Time, Newsweek, U.S. News and World Report, Feb. 28 Mind and body. The FDA soon may make Vioxx, Celebrex, and other recently discontinued painkillers available again, with certain restrictions (for example, direct advertisements to purchasers might be banned). Time features interviews with Vioxx fans and cautions against ignoring or undertreating chronic pain. Newsweek’s autism cover, which coincides with a $2.5 million awareness campaign launched this week by the Centers for Disease Control and Prevention, notes a sharp increase in diagnoses of the condition during the last 20 years. While many autistic children have problems recognizing signs of emotion on human faces, computer games are now being touted as the solution.
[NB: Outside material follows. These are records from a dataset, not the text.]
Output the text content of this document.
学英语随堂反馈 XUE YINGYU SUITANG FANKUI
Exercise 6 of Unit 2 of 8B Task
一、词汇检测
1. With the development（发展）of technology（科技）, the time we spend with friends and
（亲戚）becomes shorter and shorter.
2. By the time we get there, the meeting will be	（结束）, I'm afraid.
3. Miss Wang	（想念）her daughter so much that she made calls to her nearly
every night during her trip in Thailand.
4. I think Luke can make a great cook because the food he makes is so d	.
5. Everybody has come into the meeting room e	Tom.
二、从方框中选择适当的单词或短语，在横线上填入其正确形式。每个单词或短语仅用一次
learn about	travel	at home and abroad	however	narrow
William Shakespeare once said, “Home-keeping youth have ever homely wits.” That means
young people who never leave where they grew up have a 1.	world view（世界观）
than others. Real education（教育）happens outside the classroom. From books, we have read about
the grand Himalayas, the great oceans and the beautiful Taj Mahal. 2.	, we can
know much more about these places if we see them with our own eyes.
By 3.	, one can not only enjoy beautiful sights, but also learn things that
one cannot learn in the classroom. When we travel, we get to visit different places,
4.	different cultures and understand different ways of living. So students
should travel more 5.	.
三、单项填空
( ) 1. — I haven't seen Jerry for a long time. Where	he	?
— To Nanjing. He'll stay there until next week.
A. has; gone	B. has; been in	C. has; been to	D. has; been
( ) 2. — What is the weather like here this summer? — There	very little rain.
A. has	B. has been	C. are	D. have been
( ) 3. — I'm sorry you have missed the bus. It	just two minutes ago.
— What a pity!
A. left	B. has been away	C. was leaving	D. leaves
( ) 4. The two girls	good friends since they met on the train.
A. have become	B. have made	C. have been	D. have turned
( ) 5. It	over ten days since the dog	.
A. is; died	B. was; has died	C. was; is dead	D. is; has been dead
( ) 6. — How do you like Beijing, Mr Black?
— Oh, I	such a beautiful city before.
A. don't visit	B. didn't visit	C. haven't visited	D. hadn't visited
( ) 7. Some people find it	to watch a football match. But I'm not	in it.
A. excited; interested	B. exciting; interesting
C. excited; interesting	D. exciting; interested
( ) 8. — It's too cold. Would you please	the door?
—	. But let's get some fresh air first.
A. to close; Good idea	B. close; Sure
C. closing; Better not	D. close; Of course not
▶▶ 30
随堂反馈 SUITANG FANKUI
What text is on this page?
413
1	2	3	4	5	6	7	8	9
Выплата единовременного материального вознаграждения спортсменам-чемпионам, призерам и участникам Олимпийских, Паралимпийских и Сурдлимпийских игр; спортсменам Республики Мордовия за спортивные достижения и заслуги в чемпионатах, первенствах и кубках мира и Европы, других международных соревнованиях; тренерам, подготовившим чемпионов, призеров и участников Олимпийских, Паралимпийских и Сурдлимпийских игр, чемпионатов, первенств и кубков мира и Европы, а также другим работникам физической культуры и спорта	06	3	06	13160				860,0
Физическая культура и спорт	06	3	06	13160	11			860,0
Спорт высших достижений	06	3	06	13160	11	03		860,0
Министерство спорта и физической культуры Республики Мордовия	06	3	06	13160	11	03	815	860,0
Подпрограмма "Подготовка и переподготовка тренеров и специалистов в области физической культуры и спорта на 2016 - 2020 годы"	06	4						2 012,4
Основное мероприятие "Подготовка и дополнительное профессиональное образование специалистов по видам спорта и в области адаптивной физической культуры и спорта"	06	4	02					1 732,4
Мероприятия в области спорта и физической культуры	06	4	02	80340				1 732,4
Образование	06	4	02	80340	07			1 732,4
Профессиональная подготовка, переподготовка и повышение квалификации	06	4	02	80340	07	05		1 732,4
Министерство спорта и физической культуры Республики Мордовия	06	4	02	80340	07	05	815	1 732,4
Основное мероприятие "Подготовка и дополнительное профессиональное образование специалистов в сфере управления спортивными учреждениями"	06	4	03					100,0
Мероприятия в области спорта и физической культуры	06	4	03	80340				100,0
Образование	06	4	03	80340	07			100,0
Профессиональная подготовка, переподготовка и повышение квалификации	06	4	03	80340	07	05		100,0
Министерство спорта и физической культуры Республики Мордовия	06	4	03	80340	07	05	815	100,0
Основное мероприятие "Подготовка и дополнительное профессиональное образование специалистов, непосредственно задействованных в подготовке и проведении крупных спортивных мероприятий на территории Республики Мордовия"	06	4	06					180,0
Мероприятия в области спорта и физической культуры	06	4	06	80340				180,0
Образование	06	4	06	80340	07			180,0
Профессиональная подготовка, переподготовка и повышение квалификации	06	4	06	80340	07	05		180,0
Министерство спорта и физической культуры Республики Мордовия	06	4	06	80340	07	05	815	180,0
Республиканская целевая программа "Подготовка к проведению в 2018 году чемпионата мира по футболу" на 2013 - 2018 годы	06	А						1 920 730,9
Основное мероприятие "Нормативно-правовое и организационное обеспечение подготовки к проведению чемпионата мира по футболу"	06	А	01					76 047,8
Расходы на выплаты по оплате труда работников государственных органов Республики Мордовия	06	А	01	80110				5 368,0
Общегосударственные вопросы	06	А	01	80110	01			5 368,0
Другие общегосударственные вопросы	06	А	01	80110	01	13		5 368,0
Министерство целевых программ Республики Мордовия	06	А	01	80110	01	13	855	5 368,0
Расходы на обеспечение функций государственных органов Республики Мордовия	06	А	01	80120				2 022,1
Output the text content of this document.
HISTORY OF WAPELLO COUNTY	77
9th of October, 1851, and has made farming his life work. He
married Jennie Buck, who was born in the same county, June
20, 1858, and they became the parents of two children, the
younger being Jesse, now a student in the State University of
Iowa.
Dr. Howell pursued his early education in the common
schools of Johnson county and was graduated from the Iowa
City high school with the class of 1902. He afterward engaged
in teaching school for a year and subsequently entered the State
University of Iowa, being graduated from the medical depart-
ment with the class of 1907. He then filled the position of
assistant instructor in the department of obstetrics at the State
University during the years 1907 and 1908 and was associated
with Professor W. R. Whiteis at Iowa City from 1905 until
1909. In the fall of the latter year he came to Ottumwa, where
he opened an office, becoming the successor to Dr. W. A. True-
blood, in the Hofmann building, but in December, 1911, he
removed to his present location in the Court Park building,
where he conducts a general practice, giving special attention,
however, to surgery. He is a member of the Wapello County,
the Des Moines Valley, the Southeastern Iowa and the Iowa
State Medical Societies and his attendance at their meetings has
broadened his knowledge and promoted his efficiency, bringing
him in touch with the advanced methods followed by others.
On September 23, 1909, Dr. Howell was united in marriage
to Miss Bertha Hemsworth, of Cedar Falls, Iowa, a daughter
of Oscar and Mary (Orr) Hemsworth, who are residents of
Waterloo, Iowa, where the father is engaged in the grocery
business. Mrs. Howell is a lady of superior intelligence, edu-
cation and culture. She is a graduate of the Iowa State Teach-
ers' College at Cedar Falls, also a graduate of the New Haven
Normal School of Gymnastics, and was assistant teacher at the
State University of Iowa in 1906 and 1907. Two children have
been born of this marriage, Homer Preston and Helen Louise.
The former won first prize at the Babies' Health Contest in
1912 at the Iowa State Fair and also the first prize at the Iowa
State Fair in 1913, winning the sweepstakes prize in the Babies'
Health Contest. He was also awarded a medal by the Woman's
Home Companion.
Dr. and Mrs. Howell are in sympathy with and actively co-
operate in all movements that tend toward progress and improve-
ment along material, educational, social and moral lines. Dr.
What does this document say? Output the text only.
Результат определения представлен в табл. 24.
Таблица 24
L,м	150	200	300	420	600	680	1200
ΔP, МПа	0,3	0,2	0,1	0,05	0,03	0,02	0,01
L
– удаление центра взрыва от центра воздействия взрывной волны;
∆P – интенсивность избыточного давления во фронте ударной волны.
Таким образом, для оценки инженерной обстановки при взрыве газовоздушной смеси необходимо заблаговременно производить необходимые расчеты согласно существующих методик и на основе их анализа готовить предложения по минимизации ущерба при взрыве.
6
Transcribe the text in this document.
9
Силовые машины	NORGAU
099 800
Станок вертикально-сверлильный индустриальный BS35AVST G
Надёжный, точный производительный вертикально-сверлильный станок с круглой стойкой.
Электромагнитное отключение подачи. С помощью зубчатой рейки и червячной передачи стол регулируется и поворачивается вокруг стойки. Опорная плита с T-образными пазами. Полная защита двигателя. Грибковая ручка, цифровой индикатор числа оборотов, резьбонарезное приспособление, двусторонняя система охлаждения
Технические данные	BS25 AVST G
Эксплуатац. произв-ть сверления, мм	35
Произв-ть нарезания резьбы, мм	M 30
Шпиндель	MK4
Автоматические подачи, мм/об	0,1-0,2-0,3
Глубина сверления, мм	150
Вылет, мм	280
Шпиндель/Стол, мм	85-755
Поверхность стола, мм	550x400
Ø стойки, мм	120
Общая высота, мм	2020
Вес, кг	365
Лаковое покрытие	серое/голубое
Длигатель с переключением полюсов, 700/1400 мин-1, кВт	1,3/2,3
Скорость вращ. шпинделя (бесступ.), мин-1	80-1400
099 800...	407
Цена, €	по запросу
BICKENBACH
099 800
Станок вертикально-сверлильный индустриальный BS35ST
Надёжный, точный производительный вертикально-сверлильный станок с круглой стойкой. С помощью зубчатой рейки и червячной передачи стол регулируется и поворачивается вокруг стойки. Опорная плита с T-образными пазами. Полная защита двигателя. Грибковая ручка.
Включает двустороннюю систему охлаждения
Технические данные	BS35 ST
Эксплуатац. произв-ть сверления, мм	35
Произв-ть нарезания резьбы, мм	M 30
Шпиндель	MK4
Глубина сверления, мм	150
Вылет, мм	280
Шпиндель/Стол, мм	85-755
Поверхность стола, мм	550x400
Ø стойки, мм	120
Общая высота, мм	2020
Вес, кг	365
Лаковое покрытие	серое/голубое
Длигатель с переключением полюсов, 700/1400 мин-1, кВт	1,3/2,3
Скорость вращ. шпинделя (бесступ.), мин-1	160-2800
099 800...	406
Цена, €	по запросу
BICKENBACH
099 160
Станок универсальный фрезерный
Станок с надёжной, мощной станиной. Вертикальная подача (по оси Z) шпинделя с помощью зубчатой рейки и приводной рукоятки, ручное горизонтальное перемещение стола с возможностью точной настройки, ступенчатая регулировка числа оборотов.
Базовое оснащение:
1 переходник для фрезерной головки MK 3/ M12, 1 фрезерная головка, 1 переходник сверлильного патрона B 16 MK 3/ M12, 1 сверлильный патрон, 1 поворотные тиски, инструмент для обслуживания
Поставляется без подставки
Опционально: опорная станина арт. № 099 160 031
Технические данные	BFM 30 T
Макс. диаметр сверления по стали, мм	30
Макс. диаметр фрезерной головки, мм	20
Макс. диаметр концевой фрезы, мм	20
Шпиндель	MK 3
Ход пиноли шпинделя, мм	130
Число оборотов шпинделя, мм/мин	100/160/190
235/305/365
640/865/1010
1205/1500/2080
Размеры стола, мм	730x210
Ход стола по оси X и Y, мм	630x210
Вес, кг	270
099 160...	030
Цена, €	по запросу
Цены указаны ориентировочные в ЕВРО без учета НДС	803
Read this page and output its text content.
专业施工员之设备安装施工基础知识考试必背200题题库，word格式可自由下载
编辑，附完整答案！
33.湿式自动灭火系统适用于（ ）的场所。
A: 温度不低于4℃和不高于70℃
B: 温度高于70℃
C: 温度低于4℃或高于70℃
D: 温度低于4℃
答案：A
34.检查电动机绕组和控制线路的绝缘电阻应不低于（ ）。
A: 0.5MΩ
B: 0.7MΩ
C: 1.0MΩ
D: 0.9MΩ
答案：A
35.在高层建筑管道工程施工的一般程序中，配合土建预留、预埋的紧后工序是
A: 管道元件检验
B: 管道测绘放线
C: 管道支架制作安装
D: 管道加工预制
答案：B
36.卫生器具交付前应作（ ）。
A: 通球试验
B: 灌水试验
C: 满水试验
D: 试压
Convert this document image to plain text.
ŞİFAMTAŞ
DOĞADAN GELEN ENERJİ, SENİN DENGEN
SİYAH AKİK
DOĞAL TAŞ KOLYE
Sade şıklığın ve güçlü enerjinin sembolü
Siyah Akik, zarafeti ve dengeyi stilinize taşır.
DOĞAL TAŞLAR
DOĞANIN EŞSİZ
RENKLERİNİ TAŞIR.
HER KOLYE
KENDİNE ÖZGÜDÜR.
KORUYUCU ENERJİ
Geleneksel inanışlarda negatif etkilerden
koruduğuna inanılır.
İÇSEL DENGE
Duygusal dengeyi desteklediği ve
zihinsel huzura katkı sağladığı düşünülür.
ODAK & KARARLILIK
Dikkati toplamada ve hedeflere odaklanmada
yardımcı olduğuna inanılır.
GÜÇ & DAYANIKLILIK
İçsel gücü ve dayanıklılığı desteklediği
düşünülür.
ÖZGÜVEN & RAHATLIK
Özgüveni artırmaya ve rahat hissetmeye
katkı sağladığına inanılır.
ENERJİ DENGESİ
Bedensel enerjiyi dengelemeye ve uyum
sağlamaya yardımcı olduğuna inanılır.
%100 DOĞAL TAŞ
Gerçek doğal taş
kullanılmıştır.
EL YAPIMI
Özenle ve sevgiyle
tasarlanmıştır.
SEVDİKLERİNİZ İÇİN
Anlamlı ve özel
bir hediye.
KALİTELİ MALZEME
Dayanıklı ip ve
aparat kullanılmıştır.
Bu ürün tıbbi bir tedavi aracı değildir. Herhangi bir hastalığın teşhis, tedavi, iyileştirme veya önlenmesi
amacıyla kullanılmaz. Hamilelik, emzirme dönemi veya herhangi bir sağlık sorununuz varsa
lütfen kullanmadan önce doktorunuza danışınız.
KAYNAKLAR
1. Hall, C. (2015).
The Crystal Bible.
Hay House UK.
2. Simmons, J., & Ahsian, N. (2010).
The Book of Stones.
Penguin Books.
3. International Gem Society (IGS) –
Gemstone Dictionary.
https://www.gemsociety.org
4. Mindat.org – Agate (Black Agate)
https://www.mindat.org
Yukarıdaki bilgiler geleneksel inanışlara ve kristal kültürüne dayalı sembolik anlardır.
Kids can “shoot at smiley faces or click on the guy who looks sad. In ‘Emotion Maker,’ they choose features—angry eyes, a scowling mouth—to create their own faces.” The U.S. News cover package, pegged to the Malcolm Gladwell best-seller Blink, reports on the patented Zaltman Metaphor Elicitation Technique, which marketers are using to access “the deep metaphors that people, even without knowing it, associate with a particular product or feeling or place.”

News from the war front. Having obtained the unpublished flight plans of a Boeing 737 that the CIA has used to transport terrorism suspects to foreign countries where they can be interrogated without the constraints of U.S. law, Newsweek confirms the existence of a CIA-run “global ‘ghost’ prison system.” (The New Yorker reported on this use of “extraordinary rendition” in its Feb. 14 issue.) “For the first time the U.S. is in direct contact with members of the Sunni insurgency,” reports Time, which carries an account of a secret meeting between U.S. officials and a senior insurgent negotiator who supports secular democracy and wants the United States out but may be willing to compromise on U.S. presence. Elsewhere, Time hints at, but doesn’t investigate, a “newfangled underground railroad” that helps disgruntled American soldiers move to Canada. A U.S. News piece looking at safety on “the most dangerous road in the world“—the highway linking the Baghdad airport with the Green Zone—concludes that its reputation is being perpetuated by “trigger-happy private contractors” and “fresh-off-the-plane soldiers” who have been made nervous by its reputation.

Odds and ends. A top intelligence official calls newly nominated Intelligence Director John Negroponte “not just a skilled diplomat but ‘an SOB,’ ” which “could turn out to be the single most important requirement for the job,”U.S. News opines. Sure, but is this the time to relieve him of his ambassadorial duties in Iraq? A Western diplomat tells Time“this is the worst possible time to be sending in a newcomer” to Iraq. A Newsweek story claims the pope is deriving enormous power from his “public experience of suffering.” But some think the Vatican’s bureaucrats might be “making up their own policies in their own interests”—such as the new doctrines about “sustaining terminal patients through extraordinary means”—since the pope’s death would mean the end of their power. One critic is quoted as such: “It seems that Lenin’s mausoleum will be the model for the future. The entire enterprise is mischief-making at the Vatican.”—B.B.